When Document Capture Intelligence Isn't So Intelligent

Written by Brad Blood | December 24, 2019

So your machine learning model seems accurate based on what you've fed it.

But what will happen when you feed it something new? And will the results be explainable?

You've heard of "black box" algorithms - mysterious AI where you're given results, but with no idea of how those results were obtained.

So... what's going on behind the scenes? And what would it look like if you were to shine a light into that black box into your document capture system?

How Document Capture Really Works

Weightings play a huge role. In the example of intelligent document processing — where you need classification or to identify contract clauses, provisional statements, or particular attributes — results are all tied to the frequency of features, words, or groups of words. 

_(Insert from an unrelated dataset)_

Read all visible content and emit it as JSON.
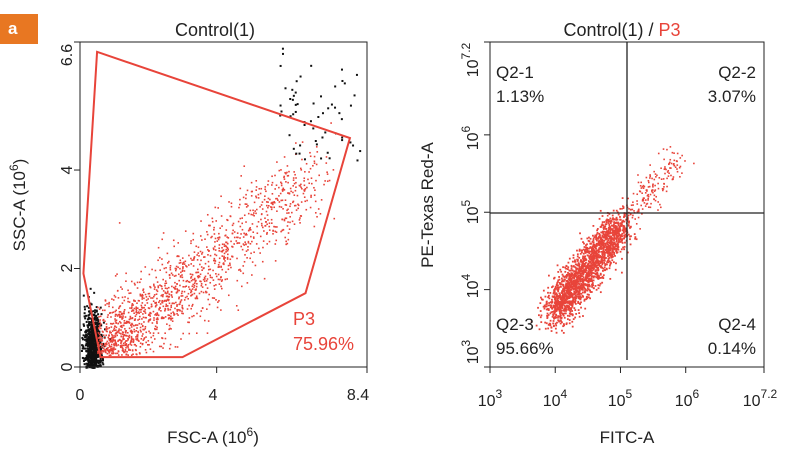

Want to know why a result was presented? Look at the weightings. As machine learning models are trained, a numerical value is assigned to features, to determine what a document is and what's contained within it.

Here's a brief video that shows the benefit of exposing weightings in the Grooper software platform:

If this were a black box solution, you would be presented with the option to train (maybe), but certainly no options to see the behind-the-scenes weightings.

After training the machine learning model with a sample set of documents, you would expect good results on new documents the model has never seen.

But if your results were not acceptable, what would you do?

Sometimes too much training is too much of a good thing. By not seeing training results, it is possible to over-train and create a bad model (under-training is also bad!).

Why Some Document Capture Software is Very Weak

If you have a purpose-built (A.KA. black box) software performing document analysis, and wonder why it's capabilities are so limited - the answer is simple: the software is only designed to work within a constrained set of parameters.

This means it's limited to only specific document types, and will only extract data it was explicitly trained on.

For some use-cases, black box algorithms function just fine. However, as needs change, and business outcomes demand deeper answers on new (or existing) data-sets, finding a new tool may be in order.

What To Do if Your Software is Lackluster

Look for a solution with transparent A.I. - that shows the weightings and results of the actual machine learning training.

This will give you the upper hand in intelligent document classification, and extracting exactly the information you're looking for.